Page 193 - e-KLIPING KETENAGAKERJAAN 15 OKTOBER 2020
P. 193
"Cuti bagi para pekerja atau buruh di UU Cipta Kerja ini juga tidak menghilangkan hak istirahat
saat haid, sakit, saat melahirkan yang telah diatur dalam Undang-Undang Ketenagakerjaan. Jadi
tidak benar (tak mendapat hak cuti ketiga itu). Jadi, ketentuan itu tetap berlaku sebagaimana
ketentuan Undang-Undang Nomor 13 Tahun 2003," katanya dalam tayangan virtual, Rabu
(14/10/2020).
Kembali dirinya menegaskan, selama tidak tertulis atau tidak diatur di dalam UU Cipta Kerja
maka pemberi kerja maupun buruh/pekerja masih mengacu UU Ketenagakerjaan .

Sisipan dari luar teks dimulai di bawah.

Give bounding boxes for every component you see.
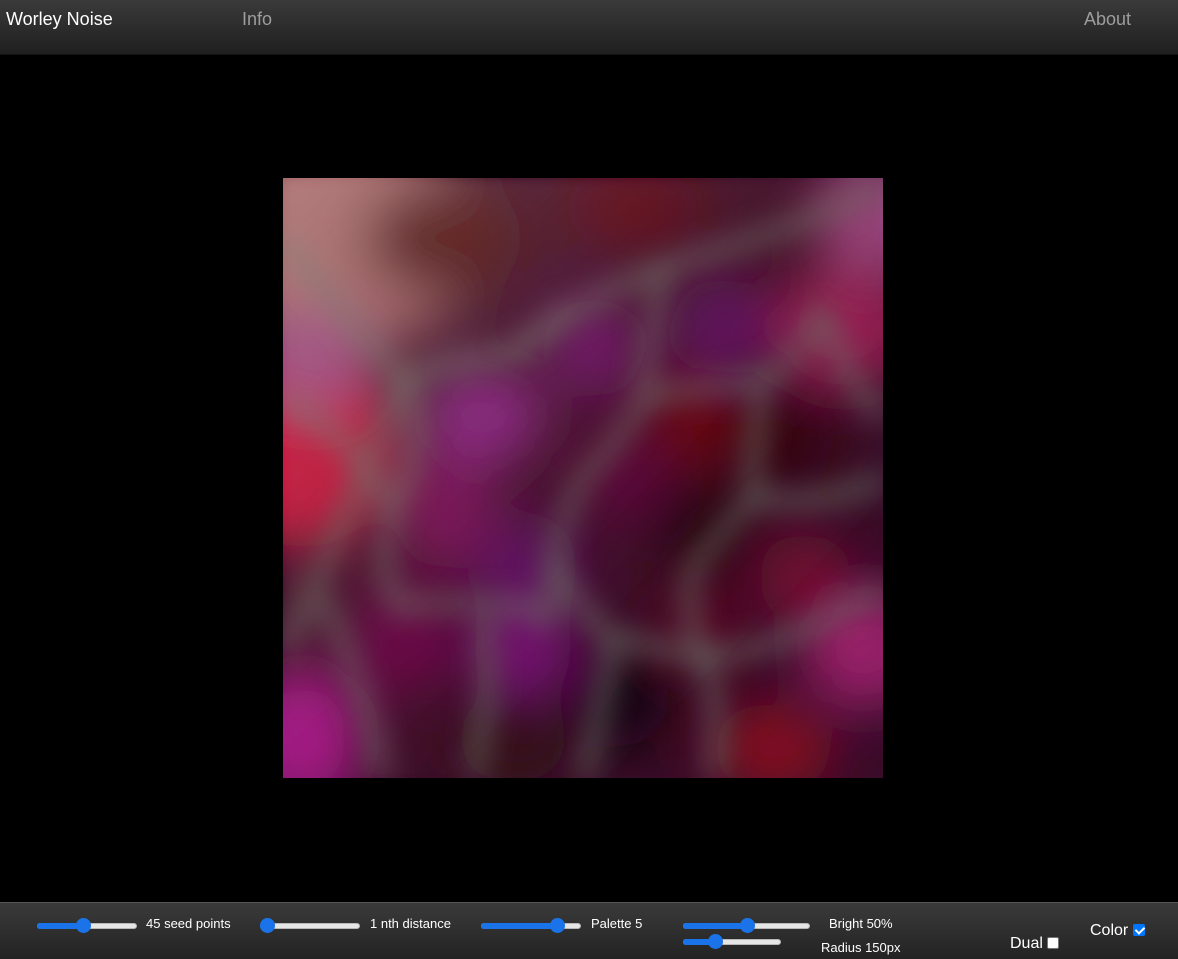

"Yang tidak diatur di Undang-Undang Cipta Kerja yang itu merupakan ketentuan di Undang-
Undang Nomor 13 Tahun 2003, sepanjang tidak dihapus, sepanjang tidak diatur ulang maka
ketentuan yang ada di Undang-Undang Nomor 13 Tahun 2003 tetap berlaku sebagai ketentuan-
ketentuan," ucapnya.
Dalam pasal 81 UU Ketenagakerjaan, pekerja wanita dalam masa haid bisa diberikan hak cuti
pada hari pertama dan kedua saat haid datang.
"Pekerja/buruh perempuan yang dalam masa haid merasakan sakit dan memberitahukan kepada
pengusaha, tidak wajib bekerja pada hari pertama dan kedua pada waktu haid," bunyi ayat (1)
pasal 81.
Hak mengajukan cuti saat menstruasi, masuk dalam perjanjian kerja, sehingga perusahaan tak
bisa menolak pengajuan cuti datang bulan dari pekerjanya.
"Pelaksanaan ketentuan sebagaimana dimaksud pada ayat (1) diatur dalam perjanjian kerja,
peraturan perusahaan, atau perjanjian kerja bersama," bunyi ayat (2) UU tersebut.
Dengan dasar UU Nomor 13 Tahun 2003, jelas tertera bahwa hak cuti selama menstruasi dimiliki
pekerja wanita setiap bulannya selama satu sampai dua hari yang tertuang dalam perjanjian
bersama atau PKB yang sifatnya mengikat kedua belah pihak.